Turn your tax data into forward-looking insight, because the shift from calculating tax after decisions are made to modelling it before is what lets tax inform decisions rather than just report their consequences, and that depends on data and modelling capability the function can use on demand. A genuine modelling capability connects the relevant tax data and applies the tax treatment of a proposed decision, a restructuring, an acquisition, a change in operations, so you can see the tax consequence before committing, and compare alternatives on their tax outcomes.
The reason this matters strategically is that tax is too often consulted after a decision's structure is set, when the options to optimise have already closed. By the time tax sees a restructuring, the structure is decided and tax can only calculate the consequence rather than shape it. A modelling capability that lets tax quickly assess the impact of options means tax can be involved while decisions are still open, which is where it adds the most value.
The payoff is tax positioned as a strategic input rather than a downstream calculator. When tax can model the impact of decisions quickly and credibly, it gets involved earlier, shapes decisions toward better tax outcomes, and demonstrates value beyond compliance. The modelling also makes tax planning proactive, identifying opportunities and risks before they crystallise rather than reacting to them afterwards. Building the capability to model tax impact on connected, reliable data is what turns tax from a function that reports what decisions cost into one that helps make better decisions, which is a markedly more valuable and influential position for the tax function to occupy.
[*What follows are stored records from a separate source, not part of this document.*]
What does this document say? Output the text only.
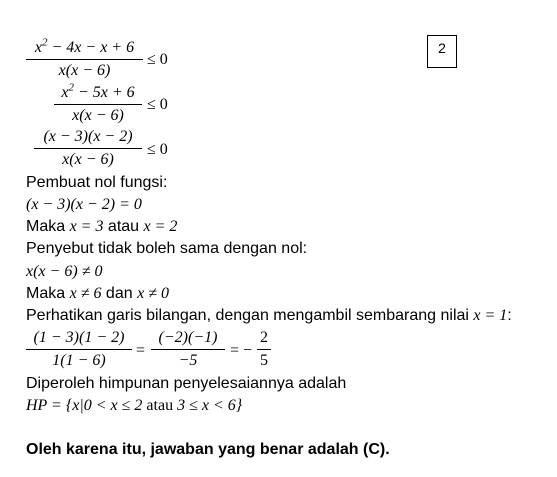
2
$x^2 - 4x - x + 6$
x(x − 6)
≤ 0
$x^2 - 5x + 6$
x(x − 6)
≤ 0
(x − 3)(x − 2)
x(x − 6)
≤ 0
Pembuat nol fungsi:
(x − 3)(x − 2) = 0
Maka x = 3 atau x = 2
Penyebut tidak boleh sama dengan nol:
x(x − 6) ≠ 0
Maka x ≠ 6 dan x ≠ 0
Perhatikan garis bilangan, dengan mengambil sembarang nilai x = 1:
(1 − 3)(1 − 2)
1(1 − 6)
=
(−2)(−1)
−5
= −
2
5
Diperoleh himpunan penyelesaiannya adalah
HP = {x|0 < x ≤ 2 atau 3 ≤ x < 6}
Oleh karena itu, jawaban yang benar adalah (C).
Use AI to revolutionise how the documentation gets produced and drive real efficiency, because the labour-intensive assembly and drafting that makes transfer pricing documentation such a burden is exactly where AI can transform the effort, provided it works from your reliable intercompany data rather than generating in a vacuum. The approach uses AI to pull together the relevant data, apply the analysis, and draft the documentation in the required structure, with the tax team reviewing, refining, and applying the judgement that the documentation ultimately depends on.
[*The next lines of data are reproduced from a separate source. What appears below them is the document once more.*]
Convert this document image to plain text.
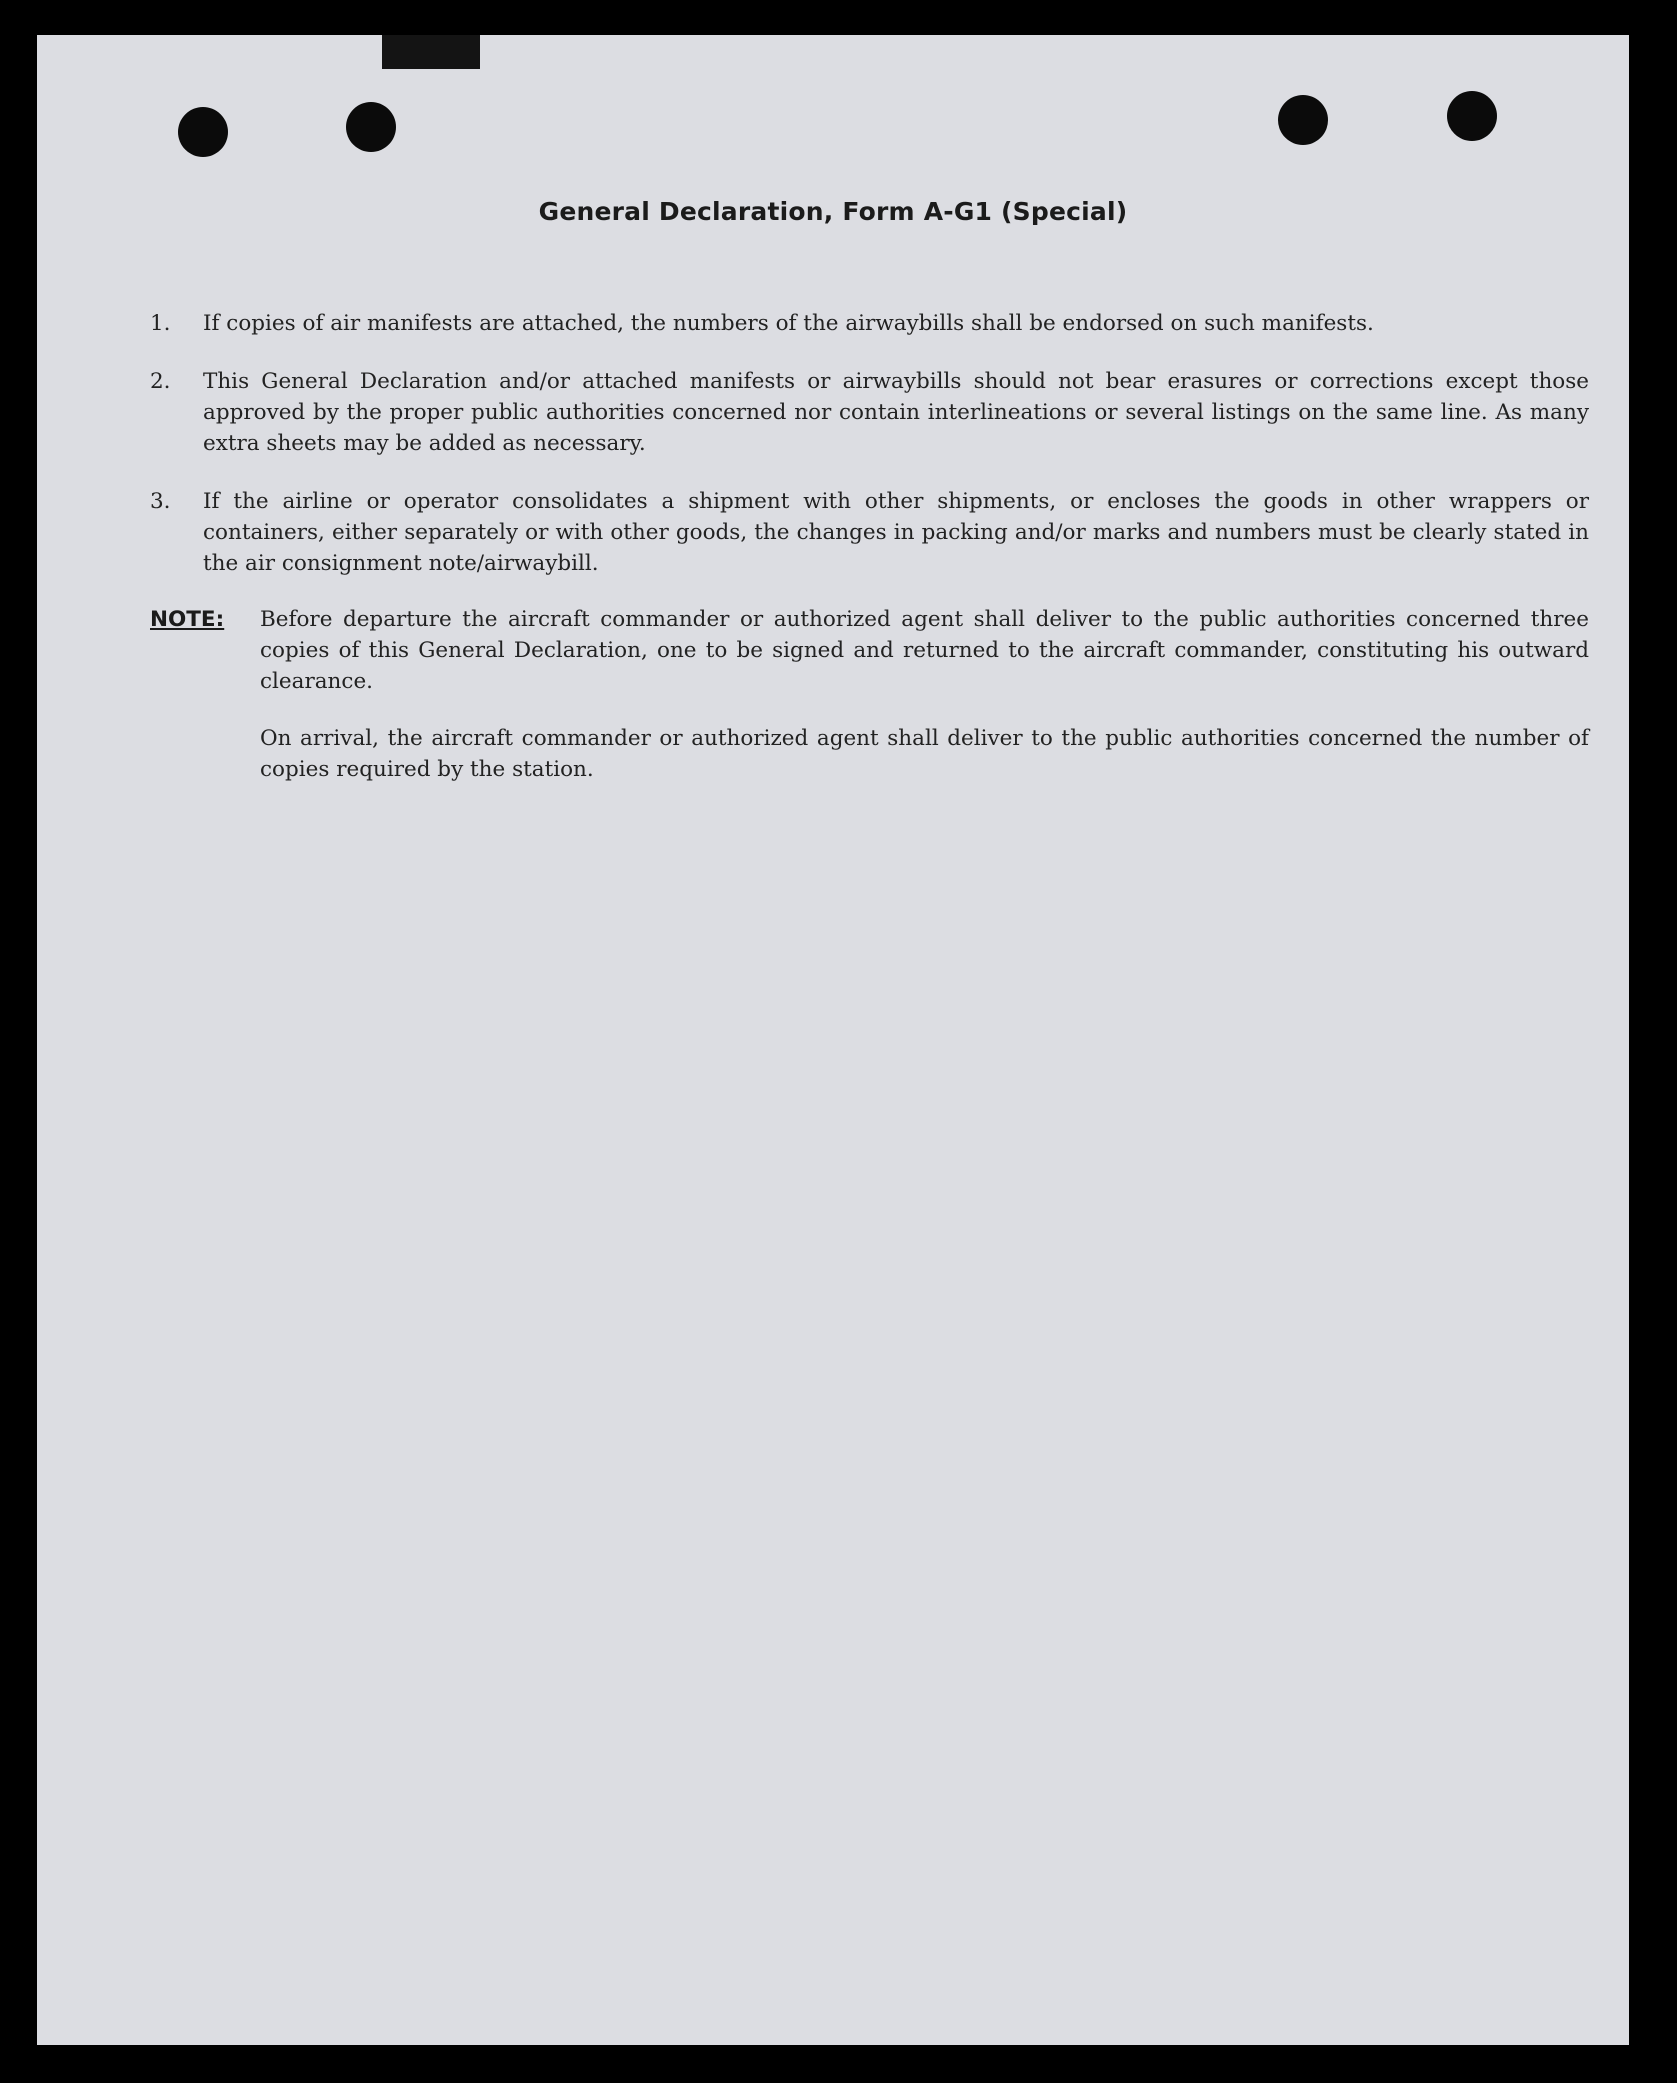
General Declaration, Form A-G1 (Special)
1.	If copies of air manifests are attached, the numbers of the airwaybills shall be endorsed on such manifests.
2.	This General Declaration and/or attached manifests or airwaybills should not bear erasures or corrections except those approved by the proper public authorities concerned nor contain interlineations or several listings on the same line. As many extra sheets may be added as necessary.
3.	If the airline or operator consolidates a shipment with other shipments, or encloses the goods in other wrappers or containers, either separately or with other goods, the changes in packing and/or marks and numbers must be clearly stated in the air consignment note/airwaybill.
NOTE:	Before departure the aircraft commander or authorized agent shall deliver to the public authorities concerned three copies of this General Declaration, one to be signed and returned to the aircraft commander, constituting his outward clearance.
On arrival, the aircraft commander or authorized agent shall deliver to the public authorities concerned the number of copies required by the station.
The critical discipline is grounding the AI in accurate intercompany data and treating its output as a draft to be reviewed rather than a finished product, because transfer pricing documentation has to be correct and defensible, and AI that generates plausible but unverified content creates risk rather than removing it. The AI accelerates the assembly and drafting; the tax professional ensures the result is accurate, complete, and defensible, which is where their expertise is genuinely needed.
The payoff is documentation produced far faster and with far less manual effort, freeing the tax team from the labour-intensive drafting that consumes so much time each cycle. Transfer pricing documentation is notoriously burdensome precisely because it combines extensive data assembly with structured writing, both of which AI handles well under expert supervision, so the time saved is substantial. The team's effort shifts from assembling and drafting to reviewing and refining, which is a better use of tax expertise and produces documentation that is both faster to produce and consistent in quality. Using AI to draft transfer pricing documentation, grounded in reliable data and supervised by tax judgement, is what turns one of the function's heaviest recurring burdens into a manageable, efficient process.